If you want to see some Banksy pieces before summer’s end, you can reserve tickets to Cut & Run in Glasgow (the first official Banksy show in 14 years), wait for the delayed unofficial Banksy show in London to open or head to West Suffolk, which is currently hosting one of the largest contemporary art exhibitions in the UK in partnership with Brandler Galleries.

Four venues—Moyse’s Hall, Bury St Edmunds, the National Horse Racing Museum (NHRM) and Haverhill Arts Centre—are showing more than 300 works by artists like Damien Hirst, Anish Kapoor, Tracey Emin, Sir Grayson Perry and Keith Haring, along with Sherlock, Kaws, Blek le Rat, Bambi, Hush and, of course, Banksy.

The show, titled Urban Frame: Mutiny in Colour, is the “most exciting contemporary arts exhibition anywhere in the UK this summer,” said John Brandler of Brandler Galleries in a release. It also provides an unrivaled opportunity to see some of the most spectacular art of this century in a relaxed and accessible atmosphere.
Among the works on display in Mutiny in Colour is Banksy’s Sandcastle Girl, originally applied to a shop wall in Lowestoft, Norfolk during his Great British Spraycation in 2021 shortly after, or so the story goes, anonymously visiting the Moments exhibition at Moyse’s Hall. Two other never-before-exhibited Banksy pieces are also on display, along with Bomb Hugger, Hula Hoop Girl and Love is in the Air—arguably one of the artist’s most famous works—which is on loan from fractionalized art investment platform Particle.
“We have photographs of seven works Banksy did in Ukraine,” Brandler told Observer. “A photographer managed to get there before they were destroyed in the war, and these images are now all that remain.” The striking life-size photos are on display at the NHRM in the world premiere of The 7: Banksy Under Siege, which preserves the works created during the artist’s 2022 visit to the war-torn nation.
While Mutiny in Colour features a wide variety of works by leading contemporary artists—standouts include the Connor Brothers’ retro pinups and David Shrigley’s childlike paintings—fans of street-art-turned-fine-art are in for a treat.

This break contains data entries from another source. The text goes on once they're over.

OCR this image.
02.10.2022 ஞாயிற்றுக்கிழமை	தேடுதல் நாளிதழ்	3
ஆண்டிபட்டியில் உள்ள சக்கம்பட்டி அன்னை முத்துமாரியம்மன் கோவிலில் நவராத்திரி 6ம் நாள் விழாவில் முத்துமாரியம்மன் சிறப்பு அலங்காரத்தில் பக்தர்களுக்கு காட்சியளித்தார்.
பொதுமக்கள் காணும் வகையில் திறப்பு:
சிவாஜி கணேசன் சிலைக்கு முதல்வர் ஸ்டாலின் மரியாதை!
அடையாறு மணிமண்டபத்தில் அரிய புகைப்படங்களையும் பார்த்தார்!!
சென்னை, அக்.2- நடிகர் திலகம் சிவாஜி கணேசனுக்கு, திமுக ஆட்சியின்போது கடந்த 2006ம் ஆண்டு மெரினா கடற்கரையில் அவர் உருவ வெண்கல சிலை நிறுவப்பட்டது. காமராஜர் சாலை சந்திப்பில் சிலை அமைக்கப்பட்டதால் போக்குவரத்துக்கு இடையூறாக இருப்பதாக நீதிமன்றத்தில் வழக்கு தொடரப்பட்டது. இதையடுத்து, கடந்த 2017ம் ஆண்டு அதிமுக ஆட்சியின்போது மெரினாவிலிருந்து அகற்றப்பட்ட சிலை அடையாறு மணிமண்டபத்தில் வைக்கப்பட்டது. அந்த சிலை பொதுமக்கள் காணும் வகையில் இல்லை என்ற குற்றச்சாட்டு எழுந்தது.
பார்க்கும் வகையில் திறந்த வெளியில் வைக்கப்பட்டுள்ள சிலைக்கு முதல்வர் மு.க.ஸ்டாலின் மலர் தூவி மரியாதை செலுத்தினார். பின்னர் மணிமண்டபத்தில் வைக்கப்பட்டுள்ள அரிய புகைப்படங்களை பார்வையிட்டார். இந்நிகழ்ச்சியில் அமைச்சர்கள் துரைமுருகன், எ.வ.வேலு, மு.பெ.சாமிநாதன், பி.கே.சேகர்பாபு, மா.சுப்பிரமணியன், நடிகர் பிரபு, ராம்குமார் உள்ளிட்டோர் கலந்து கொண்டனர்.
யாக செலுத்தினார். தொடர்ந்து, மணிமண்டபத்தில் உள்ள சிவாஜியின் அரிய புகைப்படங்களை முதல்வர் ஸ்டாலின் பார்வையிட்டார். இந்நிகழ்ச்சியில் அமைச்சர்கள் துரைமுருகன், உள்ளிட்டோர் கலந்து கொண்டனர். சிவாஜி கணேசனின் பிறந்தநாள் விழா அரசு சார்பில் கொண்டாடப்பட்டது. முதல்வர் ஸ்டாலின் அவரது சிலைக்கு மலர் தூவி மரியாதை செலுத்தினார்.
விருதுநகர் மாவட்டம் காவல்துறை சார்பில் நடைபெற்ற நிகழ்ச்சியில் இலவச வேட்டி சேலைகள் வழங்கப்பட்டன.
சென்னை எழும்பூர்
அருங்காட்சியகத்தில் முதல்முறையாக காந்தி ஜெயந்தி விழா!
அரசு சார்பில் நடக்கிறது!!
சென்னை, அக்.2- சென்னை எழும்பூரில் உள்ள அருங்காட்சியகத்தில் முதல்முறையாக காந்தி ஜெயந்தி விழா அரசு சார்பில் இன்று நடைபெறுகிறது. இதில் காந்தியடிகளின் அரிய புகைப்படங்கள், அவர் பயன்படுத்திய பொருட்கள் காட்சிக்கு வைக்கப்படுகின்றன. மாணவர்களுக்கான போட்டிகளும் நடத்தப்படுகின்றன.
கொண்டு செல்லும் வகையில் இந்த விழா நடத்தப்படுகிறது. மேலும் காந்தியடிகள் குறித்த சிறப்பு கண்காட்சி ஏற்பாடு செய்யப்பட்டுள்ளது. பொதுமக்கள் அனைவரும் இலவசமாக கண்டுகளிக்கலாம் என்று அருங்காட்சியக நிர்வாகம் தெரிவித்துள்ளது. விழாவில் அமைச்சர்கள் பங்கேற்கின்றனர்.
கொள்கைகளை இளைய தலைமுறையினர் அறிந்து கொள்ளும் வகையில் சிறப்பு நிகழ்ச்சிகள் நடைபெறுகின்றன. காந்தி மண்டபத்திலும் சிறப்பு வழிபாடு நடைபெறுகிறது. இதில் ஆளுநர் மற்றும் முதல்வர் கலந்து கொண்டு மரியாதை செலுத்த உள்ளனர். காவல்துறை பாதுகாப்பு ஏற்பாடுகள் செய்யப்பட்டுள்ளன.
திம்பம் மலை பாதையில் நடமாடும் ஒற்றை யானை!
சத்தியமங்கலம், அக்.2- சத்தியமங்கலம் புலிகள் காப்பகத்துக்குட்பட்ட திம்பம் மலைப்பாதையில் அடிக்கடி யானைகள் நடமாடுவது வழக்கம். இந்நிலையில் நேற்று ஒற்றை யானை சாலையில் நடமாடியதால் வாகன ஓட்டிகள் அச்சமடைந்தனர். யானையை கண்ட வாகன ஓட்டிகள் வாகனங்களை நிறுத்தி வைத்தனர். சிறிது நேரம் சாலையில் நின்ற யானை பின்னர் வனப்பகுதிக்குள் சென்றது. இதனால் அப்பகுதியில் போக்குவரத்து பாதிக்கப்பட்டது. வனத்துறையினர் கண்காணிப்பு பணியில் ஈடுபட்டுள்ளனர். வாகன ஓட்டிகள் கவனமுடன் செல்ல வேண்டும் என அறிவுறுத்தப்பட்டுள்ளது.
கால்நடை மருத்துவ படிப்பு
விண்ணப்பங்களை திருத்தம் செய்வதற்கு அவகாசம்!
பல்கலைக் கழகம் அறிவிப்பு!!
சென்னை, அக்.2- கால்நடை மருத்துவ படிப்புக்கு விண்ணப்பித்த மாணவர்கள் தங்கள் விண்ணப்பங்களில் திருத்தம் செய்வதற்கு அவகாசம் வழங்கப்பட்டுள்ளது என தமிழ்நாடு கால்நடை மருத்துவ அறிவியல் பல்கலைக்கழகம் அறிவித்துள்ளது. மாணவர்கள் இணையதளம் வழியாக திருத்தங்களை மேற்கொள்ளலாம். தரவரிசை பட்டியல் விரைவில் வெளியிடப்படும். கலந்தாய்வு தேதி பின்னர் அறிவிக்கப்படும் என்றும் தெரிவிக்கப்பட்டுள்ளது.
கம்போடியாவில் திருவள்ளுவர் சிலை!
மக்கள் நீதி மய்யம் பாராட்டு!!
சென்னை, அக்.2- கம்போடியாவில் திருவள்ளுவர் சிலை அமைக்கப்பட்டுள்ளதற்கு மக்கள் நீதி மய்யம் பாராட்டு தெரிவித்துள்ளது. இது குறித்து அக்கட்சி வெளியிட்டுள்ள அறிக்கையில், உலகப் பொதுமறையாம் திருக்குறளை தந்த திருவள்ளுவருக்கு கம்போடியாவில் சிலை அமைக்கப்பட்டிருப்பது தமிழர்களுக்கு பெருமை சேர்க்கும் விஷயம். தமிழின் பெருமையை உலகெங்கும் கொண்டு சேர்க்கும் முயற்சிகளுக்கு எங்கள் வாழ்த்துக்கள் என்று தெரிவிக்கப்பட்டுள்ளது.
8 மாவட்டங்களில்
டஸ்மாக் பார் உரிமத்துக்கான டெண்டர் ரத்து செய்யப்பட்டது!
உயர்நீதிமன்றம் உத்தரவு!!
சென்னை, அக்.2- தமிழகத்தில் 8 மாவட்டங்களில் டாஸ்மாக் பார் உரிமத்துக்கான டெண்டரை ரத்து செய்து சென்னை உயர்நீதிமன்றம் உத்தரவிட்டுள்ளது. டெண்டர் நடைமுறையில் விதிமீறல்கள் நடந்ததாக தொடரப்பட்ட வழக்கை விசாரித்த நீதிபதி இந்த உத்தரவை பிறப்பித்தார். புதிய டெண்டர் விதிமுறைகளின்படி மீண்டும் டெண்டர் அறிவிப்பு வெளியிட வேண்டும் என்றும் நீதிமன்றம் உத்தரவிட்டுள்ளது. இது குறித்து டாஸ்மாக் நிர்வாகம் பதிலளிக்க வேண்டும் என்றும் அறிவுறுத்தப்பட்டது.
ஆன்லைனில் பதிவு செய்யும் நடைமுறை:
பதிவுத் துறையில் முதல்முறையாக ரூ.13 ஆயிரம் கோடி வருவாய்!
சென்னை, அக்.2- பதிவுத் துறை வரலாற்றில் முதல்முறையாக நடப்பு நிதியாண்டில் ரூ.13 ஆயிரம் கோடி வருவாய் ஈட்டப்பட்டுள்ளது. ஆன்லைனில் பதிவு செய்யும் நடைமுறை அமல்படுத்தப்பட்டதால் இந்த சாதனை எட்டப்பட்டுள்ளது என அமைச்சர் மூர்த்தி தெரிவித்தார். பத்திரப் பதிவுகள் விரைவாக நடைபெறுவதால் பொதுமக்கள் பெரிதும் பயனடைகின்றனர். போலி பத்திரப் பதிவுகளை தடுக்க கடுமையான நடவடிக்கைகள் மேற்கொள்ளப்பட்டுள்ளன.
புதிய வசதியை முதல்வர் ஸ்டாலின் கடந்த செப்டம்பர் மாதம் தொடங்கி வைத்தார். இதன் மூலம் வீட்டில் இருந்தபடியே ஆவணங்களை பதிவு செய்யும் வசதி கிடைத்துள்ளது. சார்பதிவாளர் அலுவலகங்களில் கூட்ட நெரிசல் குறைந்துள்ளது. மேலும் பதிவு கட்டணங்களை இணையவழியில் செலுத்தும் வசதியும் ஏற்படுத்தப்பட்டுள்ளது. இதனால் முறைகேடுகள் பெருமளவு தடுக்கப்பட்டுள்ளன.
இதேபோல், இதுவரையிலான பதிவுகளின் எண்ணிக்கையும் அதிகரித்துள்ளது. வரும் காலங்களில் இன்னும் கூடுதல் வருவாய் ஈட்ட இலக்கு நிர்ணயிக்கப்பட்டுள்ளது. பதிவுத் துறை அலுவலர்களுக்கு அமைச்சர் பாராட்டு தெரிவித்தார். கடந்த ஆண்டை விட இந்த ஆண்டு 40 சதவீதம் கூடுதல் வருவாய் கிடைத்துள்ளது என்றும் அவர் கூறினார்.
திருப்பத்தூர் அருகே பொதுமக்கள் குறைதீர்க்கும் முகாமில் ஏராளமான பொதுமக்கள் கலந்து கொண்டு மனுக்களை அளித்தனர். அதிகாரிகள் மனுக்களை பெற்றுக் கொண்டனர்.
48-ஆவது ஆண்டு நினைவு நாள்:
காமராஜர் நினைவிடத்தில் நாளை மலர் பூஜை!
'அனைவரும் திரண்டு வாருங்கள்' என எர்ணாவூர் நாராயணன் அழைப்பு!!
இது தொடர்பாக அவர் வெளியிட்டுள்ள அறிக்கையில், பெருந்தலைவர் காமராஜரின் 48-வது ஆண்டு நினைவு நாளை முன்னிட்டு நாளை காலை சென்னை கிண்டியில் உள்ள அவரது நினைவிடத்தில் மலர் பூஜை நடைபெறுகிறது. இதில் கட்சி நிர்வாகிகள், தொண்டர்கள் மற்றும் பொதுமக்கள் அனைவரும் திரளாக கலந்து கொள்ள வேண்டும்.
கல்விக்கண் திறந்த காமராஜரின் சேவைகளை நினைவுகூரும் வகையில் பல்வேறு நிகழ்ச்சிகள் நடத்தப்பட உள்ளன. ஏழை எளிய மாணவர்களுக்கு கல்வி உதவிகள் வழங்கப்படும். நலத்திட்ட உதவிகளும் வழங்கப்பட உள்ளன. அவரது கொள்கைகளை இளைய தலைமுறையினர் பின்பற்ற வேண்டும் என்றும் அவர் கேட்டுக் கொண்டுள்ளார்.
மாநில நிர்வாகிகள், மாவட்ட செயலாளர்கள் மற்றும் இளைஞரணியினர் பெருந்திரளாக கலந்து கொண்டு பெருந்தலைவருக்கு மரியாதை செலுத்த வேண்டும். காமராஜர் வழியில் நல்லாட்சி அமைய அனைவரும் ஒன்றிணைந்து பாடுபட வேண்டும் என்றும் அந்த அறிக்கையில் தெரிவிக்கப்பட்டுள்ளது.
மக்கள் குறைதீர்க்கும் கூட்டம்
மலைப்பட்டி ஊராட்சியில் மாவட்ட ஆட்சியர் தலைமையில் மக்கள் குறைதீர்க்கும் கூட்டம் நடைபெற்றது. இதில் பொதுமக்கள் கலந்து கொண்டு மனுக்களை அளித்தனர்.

“There are a lot of seriously interesting artists on display in the Urban Frame exhibition,’ Brandler said. These include My Dog Sighs—nom de guerre of UK artist Paul Stone—whose work focuses on a combination of melancholic and often naïve portraiture with the aid of found materials including abandoned food cans, and Ben Eine, with his playful graffiti typography.

Pure Evil, whose real name is Charles Uzzell-Edwards, has work in two of the show’s venues: I am a Unicorn along with Just Riot and Celebrity Nightmares series are on display at Moyse’s Hall, while Pussy Riot – Putin’s Nightmare, Elizabeth II and American’s Nightmare are at the NHRM.
The West Suffolk Council and the Brandler Galleries made their first foray into contemporary art exhibitions in 2021 with the aforementioned Moments show at Bury St Edmunds. It proved overwhelmingly successful, attracting nearly 25,000 visitors with over 42 percent of tickets being sold to art lovers who traveled to see it—mainly from New York and Scandinavia. Urban Frame: Mutiny in Colour is expected to exceed these attendance figures.
Urban Frame: Mutiny in Colour runs simultaneously at Moyse’s Hall, Bury St Edmunds and the National Horse Racing Museum through October 1. A fourth exhibition is on view at Haverhill Arts Centre through September 12.